Le Bathory by Benoit Herbet

Le Bathory by Benoit Herbet

Auteur:Benoit Herbet [Herbet, Benoit]
La langue: fra
Format: epub
Tags: thriller
Éditeur: Ex Aequo
Publié: 2018-05-01T22:00:00+00:00


XXXII

Le soir, à Charleroi, les magasins fermaient à dix-huit heures. À ce moment, la ville se vidait. D’autant plus rapidement qu’on était en octobre. Il faisait nuit. Les gens semblaient pressés de rentrer chez eux, et de s’y calfeutrer. Le parking de l’innovation bavait ses dernières voitures, et rue de Dampremy, les piétons fondaient sous les structures suspendues.

Les cinémas, à chaque fin de séance, vers vingt heures et vingt-deux heures, expulsaient leurs derniers spectateurs qui, eux aussi, étaient parfaitement solubles dans l’obscurité. Je parle ici des vrais cinémas, pas du Bathory, qui était un cas à part. Je parle du Trianon, du Paris, du Coliseum, du Marignan et du Vauban.

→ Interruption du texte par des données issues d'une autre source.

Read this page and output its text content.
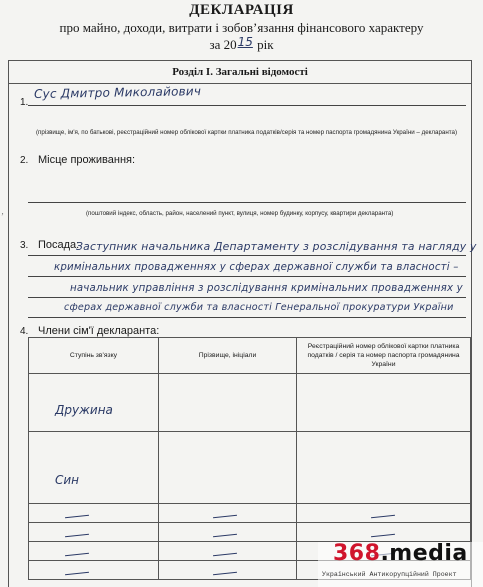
ДЕКЛАРАЦІЯ
про майно, доходи, витрати і зобов’язання фінансового характеру
за 2015 рік
Розділ І. Загальні відомості
1.
Сус Дмитро Миколайович
(прізвище, ім'я, по батькові, реєстраційний номер облікової картки платника податків/серія та номер паспорта громадянина України – декларанта)
2. Місце проживання:
(поштовий індекс, область, район, населений пункт, вулиця, номер будинку, корпусу, квартири декларанта)
‚
3. Посада:
Заступник начальника Департаменту з розслідування та нагляду у
кримінальних провадженнях у сферах державної служби та власності –
начальник управління з розслідування кримінальних провадженнях у
сферах державної служби та власності Генеральної прокуратури України
4. Члени сім'ї декларанта:
Ступінь зв'язку	Прізвище, ініціали	Реєстраційний номер облікової картки платника податків / серія та номер паспорта громадянина України
Дружина		
Син		

368.media
Український Антикорупційний Проект
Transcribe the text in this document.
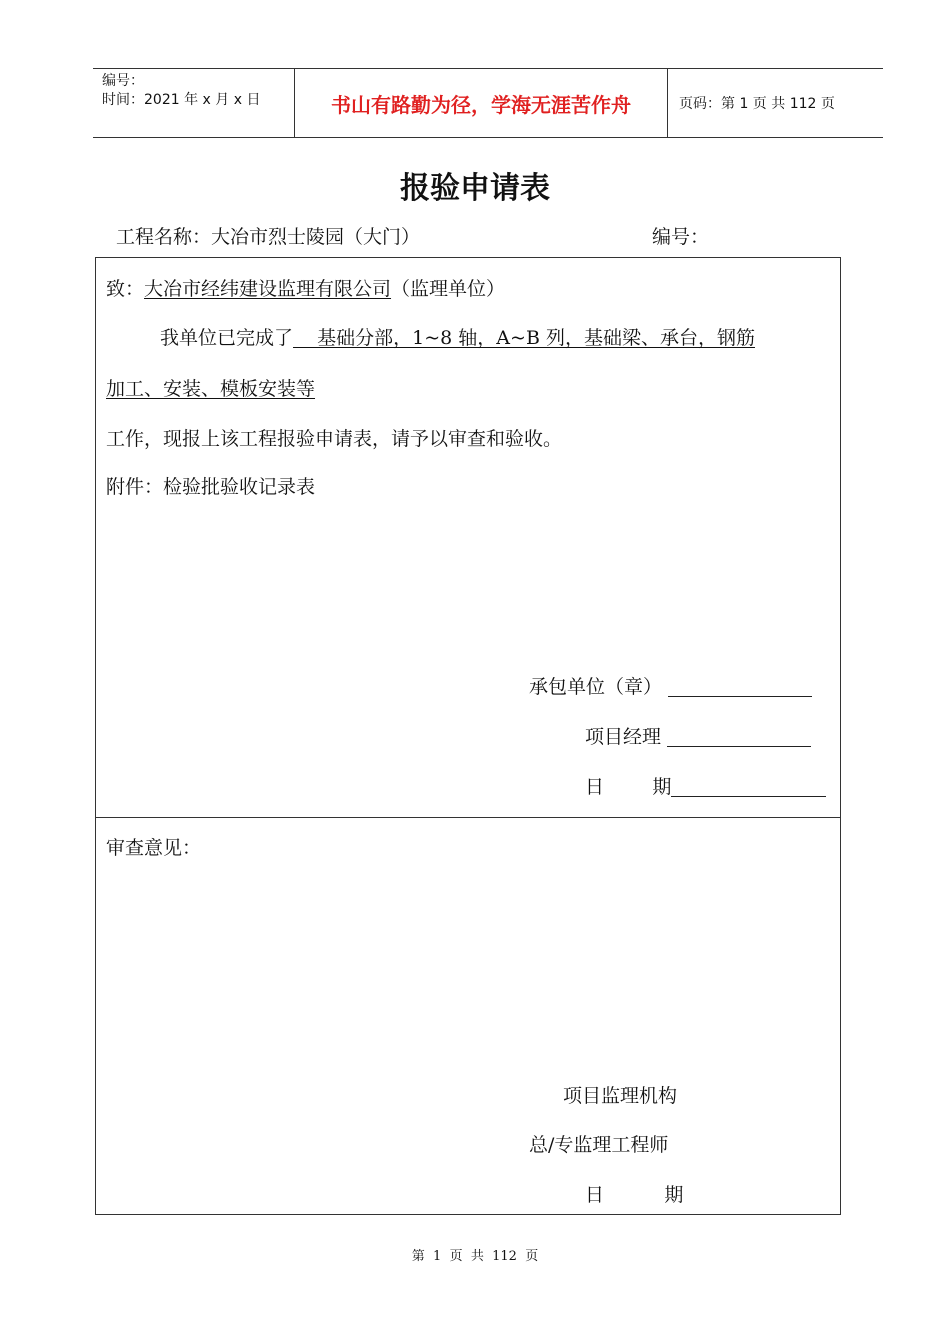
编号：
时间：2021 年 x 月 x 日	书山有路勤为径，学海无涯苦作舟	页码：第 1 页 共 112 页
报验申请表
工程名称：大冶市烈士陵园（大门）	编号：
致：大冶市经纬建设监理有限公司（监理单位）
我单位已完成了    基础分部，1~8 轴，A~B 列，基础梁、承台，钢筋
加工、安装、模板安装等
工作，现报上该工程报验申请表，请予以审查和验收。
附件：检验批验收记录表
承包单位（章）
项目经理
日        期
审查意见：
项目监理机构
总/专监理工程师
日          期
第  1  页  共  112  页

Alors, une atmosphère vénéneuse s’emparait des rues. À la misère se superposait le danger. À Charleroi, la nuit venue, aucune vie sociale ne s’affichait, aucune promenade ne se parait de décence. Les derniers feux qui brillaient à la Ville Haute, Place du Manège, ou à la Ville Basse, rue du Moulin et rue de Marchienne, rougeoyaient dans l’âtre des carrées{25} faméliques ou à la lueur de phares surgis du néant et en route pour l’oubli. Nul ne sortait plus par hasard. Les noctambules étaient soit des êtres à la vie brisée rejetés dans des rues aussi désespérées que leur propre existence, soit des individus dont les quêtes honteuses se devinaient à leurs mines concupiscentes, dépravées ou vindicatives.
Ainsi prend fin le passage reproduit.